Он увидел веселый блеск в ее глазах – вестник едва сдерживаемого смеха – и почувствовал, что сам готов рассмеяться. Кристина дразнила его, и он подумал: "Слава Богу, у нее есть чувство юмора".

– Этот полет стоил того, – ответил Майлс благодарно, – хотя бы ради вида, открывающегося передо мной отсюда – он так чудесен.

– Благодарю вас.

Официант разлил шампанское. Майлс, попробовав его, кивнул, и официант наполнил бокалы до краев. Майлс поднял бокал и, коснувшись бокала Кристины, торжественно произнес:

– За наш первый вечер вдвоем.

– Да – и за ужин. Возможно, он обойдется вам дороже прочих, если учесть стоимость авиабилетов и номера в отеле. Впрочем, если вы проделываете такое часто, то, как я понимаю, сегодняшняя трапеза не покажется вам чем-то исключительным.

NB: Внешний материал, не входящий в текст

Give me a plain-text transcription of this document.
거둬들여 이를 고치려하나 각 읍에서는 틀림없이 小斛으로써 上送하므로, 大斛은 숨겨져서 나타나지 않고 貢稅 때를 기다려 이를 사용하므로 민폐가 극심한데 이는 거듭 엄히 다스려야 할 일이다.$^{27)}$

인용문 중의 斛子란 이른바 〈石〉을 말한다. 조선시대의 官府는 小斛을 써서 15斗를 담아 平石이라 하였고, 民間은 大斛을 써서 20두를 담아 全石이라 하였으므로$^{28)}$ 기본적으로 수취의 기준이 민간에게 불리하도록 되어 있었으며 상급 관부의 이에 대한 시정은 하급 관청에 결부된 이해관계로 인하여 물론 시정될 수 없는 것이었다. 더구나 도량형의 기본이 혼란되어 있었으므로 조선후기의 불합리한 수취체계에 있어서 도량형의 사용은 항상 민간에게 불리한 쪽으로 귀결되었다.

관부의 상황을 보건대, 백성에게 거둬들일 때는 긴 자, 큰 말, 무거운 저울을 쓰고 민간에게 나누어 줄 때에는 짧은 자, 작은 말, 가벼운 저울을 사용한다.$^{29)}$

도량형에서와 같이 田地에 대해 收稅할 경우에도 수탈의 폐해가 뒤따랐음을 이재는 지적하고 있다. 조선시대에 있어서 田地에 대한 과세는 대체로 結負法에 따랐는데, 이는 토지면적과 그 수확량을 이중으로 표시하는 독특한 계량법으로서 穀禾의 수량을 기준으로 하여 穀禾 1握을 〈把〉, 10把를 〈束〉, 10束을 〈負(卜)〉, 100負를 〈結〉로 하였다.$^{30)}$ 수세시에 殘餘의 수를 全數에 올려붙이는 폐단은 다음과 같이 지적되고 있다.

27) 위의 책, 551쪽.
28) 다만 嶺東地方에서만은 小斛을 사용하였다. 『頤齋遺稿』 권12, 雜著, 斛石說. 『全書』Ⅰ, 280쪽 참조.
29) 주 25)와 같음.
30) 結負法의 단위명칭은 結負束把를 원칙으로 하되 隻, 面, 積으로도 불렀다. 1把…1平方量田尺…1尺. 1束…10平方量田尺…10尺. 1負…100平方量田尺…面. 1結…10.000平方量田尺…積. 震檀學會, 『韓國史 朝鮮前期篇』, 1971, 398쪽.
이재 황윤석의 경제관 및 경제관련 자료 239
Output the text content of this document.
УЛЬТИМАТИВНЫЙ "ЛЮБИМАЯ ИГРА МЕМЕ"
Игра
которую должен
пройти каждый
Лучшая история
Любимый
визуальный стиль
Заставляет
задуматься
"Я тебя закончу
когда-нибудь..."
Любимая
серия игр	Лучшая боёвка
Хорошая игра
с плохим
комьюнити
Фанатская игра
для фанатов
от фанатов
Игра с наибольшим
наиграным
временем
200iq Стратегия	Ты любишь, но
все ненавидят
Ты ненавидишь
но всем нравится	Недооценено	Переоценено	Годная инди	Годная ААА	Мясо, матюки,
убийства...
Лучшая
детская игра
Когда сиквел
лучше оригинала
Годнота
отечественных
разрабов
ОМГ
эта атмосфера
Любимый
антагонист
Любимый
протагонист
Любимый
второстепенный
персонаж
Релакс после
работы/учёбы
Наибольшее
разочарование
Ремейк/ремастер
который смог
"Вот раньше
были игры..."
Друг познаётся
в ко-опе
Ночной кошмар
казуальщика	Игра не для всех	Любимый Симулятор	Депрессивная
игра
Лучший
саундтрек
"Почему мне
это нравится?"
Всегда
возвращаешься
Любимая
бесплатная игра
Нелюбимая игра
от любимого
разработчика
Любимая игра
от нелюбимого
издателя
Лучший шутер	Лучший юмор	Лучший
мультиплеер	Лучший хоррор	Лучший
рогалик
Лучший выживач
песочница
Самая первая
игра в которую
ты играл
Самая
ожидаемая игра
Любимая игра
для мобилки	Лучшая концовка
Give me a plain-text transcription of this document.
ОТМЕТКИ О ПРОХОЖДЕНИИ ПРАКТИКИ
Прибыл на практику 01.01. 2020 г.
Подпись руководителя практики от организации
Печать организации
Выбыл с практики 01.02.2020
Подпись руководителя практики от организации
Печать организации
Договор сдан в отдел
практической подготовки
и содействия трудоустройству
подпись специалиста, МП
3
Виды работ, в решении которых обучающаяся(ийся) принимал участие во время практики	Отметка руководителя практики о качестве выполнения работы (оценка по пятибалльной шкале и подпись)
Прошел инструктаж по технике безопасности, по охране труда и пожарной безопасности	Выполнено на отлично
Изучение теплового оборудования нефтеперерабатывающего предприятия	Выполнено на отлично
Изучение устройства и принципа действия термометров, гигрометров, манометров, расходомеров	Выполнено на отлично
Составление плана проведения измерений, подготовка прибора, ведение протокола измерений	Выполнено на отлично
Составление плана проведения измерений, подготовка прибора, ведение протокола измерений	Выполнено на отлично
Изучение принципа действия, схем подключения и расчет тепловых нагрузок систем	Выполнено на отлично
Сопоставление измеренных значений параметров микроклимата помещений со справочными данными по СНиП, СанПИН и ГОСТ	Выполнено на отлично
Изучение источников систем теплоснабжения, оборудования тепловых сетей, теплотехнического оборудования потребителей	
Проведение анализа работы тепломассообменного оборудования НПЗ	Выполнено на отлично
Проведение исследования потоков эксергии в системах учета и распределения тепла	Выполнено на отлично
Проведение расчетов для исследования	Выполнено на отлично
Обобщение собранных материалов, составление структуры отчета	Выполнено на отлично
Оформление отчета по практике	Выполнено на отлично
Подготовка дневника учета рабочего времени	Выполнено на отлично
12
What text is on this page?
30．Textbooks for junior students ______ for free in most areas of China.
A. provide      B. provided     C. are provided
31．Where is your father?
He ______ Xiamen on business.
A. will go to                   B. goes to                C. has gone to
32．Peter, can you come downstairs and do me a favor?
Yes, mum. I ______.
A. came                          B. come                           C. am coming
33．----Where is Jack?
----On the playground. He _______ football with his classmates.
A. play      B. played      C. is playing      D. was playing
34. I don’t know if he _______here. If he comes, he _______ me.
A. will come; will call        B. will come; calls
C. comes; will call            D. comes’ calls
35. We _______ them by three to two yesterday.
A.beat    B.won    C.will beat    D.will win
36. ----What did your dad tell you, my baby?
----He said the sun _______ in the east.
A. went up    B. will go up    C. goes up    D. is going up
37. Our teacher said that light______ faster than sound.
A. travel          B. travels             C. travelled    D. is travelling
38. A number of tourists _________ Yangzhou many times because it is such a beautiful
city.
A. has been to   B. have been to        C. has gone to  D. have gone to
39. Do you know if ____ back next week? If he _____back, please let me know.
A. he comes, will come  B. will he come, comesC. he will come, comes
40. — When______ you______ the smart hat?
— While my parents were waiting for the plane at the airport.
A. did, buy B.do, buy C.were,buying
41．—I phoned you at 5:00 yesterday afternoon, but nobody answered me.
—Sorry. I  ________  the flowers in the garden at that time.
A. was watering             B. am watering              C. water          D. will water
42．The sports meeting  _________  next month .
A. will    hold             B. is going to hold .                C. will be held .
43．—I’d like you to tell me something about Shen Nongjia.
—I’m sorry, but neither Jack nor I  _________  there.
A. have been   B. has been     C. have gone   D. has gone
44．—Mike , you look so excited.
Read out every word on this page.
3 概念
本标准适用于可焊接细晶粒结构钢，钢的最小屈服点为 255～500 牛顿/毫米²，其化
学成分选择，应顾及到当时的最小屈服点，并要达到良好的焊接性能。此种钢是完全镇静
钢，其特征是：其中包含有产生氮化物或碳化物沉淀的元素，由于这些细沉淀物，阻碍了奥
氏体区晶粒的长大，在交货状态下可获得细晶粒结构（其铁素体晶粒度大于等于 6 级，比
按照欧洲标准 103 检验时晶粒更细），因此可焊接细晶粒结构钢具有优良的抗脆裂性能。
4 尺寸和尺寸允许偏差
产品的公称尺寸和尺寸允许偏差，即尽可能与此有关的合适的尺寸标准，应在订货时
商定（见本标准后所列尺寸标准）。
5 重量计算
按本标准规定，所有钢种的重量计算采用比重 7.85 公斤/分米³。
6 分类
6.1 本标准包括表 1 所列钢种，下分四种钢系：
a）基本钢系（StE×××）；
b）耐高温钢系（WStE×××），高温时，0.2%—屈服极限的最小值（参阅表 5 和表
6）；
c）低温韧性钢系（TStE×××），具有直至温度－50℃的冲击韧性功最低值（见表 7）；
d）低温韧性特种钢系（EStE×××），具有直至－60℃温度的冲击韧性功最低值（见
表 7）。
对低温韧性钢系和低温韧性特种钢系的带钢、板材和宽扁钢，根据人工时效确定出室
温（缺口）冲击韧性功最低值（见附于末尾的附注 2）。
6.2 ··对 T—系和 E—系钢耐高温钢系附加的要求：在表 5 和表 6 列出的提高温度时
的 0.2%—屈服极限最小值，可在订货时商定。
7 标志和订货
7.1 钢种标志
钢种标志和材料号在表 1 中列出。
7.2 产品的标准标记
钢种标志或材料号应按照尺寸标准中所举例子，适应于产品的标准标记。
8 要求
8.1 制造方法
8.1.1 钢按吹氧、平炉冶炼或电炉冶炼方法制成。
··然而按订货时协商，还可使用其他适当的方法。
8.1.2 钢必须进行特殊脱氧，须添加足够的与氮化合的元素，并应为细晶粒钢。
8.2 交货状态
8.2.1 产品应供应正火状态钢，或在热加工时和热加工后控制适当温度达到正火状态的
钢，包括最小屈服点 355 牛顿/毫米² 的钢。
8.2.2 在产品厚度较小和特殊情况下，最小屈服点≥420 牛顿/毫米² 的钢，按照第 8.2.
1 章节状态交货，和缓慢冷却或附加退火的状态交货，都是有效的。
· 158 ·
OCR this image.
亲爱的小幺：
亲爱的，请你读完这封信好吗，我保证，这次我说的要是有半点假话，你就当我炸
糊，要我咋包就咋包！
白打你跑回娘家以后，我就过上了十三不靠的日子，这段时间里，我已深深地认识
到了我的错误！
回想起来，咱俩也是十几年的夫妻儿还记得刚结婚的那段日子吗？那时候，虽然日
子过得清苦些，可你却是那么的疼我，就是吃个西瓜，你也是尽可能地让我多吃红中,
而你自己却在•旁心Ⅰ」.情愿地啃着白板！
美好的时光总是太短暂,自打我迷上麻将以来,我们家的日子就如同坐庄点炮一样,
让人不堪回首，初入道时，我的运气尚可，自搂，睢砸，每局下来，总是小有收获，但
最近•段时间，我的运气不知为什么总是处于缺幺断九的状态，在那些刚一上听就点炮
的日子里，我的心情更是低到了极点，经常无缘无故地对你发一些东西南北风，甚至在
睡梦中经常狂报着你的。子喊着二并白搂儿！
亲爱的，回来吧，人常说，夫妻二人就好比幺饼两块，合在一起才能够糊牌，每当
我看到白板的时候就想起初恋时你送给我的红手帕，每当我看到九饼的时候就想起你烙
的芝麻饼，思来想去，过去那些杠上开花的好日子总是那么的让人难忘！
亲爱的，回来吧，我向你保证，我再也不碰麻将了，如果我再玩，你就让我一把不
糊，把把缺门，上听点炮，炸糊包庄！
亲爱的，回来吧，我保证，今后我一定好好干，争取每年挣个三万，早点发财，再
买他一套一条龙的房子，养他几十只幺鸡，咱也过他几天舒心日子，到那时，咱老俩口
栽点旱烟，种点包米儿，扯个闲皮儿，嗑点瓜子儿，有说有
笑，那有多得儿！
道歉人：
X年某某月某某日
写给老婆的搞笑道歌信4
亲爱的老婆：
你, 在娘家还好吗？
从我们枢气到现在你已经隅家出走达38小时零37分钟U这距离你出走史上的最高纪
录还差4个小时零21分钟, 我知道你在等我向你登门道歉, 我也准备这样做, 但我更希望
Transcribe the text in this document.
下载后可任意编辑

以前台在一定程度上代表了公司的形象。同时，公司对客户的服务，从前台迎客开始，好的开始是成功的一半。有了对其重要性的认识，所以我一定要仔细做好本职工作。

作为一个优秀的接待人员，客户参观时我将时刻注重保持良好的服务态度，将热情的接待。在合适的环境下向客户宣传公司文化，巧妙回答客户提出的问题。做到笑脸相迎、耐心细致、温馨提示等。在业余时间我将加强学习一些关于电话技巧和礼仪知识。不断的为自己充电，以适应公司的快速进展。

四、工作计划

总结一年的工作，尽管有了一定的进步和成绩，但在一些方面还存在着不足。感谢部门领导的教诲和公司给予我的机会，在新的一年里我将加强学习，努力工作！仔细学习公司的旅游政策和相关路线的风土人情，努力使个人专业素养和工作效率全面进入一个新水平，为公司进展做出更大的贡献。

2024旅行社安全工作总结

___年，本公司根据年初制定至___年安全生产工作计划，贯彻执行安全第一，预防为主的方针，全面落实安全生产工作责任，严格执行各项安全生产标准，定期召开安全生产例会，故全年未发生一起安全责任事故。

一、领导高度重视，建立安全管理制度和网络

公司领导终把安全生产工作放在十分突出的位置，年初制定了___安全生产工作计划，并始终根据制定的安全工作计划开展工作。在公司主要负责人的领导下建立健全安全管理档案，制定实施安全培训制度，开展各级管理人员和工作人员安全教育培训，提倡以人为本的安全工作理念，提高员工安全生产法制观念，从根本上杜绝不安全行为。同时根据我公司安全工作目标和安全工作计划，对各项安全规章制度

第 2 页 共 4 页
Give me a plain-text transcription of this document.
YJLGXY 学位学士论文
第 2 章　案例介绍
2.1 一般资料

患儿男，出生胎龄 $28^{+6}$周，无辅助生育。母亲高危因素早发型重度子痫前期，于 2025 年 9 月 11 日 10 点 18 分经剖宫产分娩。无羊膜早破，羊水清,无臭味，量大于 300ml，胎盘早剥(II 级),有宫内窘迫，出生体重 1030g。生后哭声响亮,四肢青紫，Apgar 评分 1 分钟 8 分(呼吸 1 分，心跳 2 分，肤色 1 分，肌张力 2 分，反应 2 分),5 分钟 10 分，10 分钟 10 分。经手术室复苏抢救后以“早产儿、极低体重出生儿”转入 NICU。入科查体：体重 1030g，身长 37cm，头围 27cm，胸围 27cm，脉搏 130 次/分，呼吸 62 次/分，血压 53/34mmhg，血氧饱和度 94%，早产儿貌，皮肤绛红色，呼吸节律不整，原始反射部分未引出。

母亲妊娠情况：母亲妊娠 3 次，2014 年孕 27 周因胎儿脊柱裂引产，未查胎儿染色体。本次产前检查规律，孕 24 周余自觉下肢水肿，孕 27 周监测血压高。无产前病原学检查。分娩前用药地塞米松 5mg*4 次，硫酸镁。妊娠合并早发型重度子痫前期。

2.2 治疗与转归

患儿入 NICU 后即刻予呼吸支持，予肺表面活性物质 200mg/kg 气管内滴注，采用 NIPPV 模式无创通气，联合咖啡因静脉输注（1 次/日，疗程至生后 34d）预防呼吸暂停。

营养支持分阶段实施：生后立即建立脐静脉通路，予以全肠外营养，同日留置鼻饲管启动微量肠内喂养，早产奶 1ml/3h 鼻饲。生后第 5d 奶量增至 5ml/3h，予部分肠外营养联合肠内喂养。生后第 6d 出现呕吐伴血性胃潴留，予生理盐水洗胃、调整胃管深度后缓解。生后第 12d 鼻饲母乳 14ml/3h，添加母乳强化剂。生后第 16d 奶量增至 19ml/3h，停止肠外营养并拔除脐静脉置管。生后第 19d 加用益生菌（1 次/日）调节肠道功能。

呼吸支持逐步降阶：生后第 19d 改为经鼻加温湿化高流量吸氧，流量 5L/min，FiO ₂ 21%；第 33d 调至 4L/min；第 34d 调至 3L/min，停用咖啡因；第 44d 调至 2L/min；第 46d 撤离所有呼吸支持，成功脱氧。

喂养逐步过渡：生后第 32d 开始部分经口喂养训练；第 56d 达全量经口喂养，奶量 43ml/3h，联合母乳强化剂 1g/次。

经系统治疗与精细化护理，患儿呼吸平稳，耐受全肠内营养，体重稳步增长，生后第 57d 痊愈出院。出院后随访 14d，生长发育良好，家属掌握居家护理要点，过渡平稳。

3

Майлс пристально смотрел на сидящую перед ним женщину, пытаясь понять, не делает ли она намеков на его романы, но сразу же понял, что в ее словах нет скрытого смысла. Выражение ее лица выдавало простодушие, что лишь подчеркнул последовавший затем смех, легкий, веселый.

Майлс посмотрел на задорное лицо, приветливые серые глаза и тоже расхохотался. Смех помог ему успокоиться, но не намного. Уже две недели он рисовал в своем воображении сцены интимной близости с Кристиной, чем привел себя в ужасное состояние. И теперь, когда они наконец-то были вместе, он ни о чем другом не мог думать. Он боялся, что не выдержит, если это в скором времени не произойдет.

Кристина, потягивая шампанское, с легкой насмешливостью спросила:

– А что бы вы стали делать, если бы на сегодня у меня было назначено свидание?

Майлс откинулся назад, взял сигарету, чиркнул спичкой, в его голубых глазах все еще искрился смех.

– Должен сознаться, что такое приходило мне в голову. – Он наклонился над столом и с доверительным видом объяснил: – Я пригласил бы вас на ужин завтра или в воскресенье, а если бы и эти вечера оказались у вас занятыми, я бы пригласил вас на ленч или бы предложил как-нибудь выпить со мной. Я бы согласился даже на чашку чая или прогулку в лес, лишь бы вы снизошли до моей компании. Понимаете, я мечтал поближе познакомиться с вами, Кристина, и я могу быть очень, очень настойчивым.

– Знаю.

– Знаете? – Майлс поднял бровь. – Откуда?

– Из того, что читала о вас в газетах в последние несколько лет. За вами, похоже, укрепилась репутация человека упрямого и решительного. Вы без передышки донимаете тори, не даете им спуску в Палате общин, разве не так?

– Это обязанность членов теневого кабинета держать правительство в состоянии нервозности. – Майлс усмехнулся, затянулся сигаретой и задумчиво добавил: – Я действительно имел в виду то, что сказал в Хэдли – фотографии, которые я видел в газетах и журналах, определенно грешат против истины. Они слишком зернистые, особенно в газетах, и на них вы выглядите старше. – Он остановился и затем спросил: – Сколько вам лет, Кристина?

– Исполнилось двадцать пять в мае.

Странно, он полагал, что ей около тридцати. Не то чтобы она выглядела старше своих лет, просто достигнутый ею успех был грандиозным. Кроме того, в ее поведении чувствовалась сдержанность, осторожность, почти расчетливость, что, безусловно, предполагало определенную зрелость. Двадцать пять. Да она, оказывается, совсем еще девочка.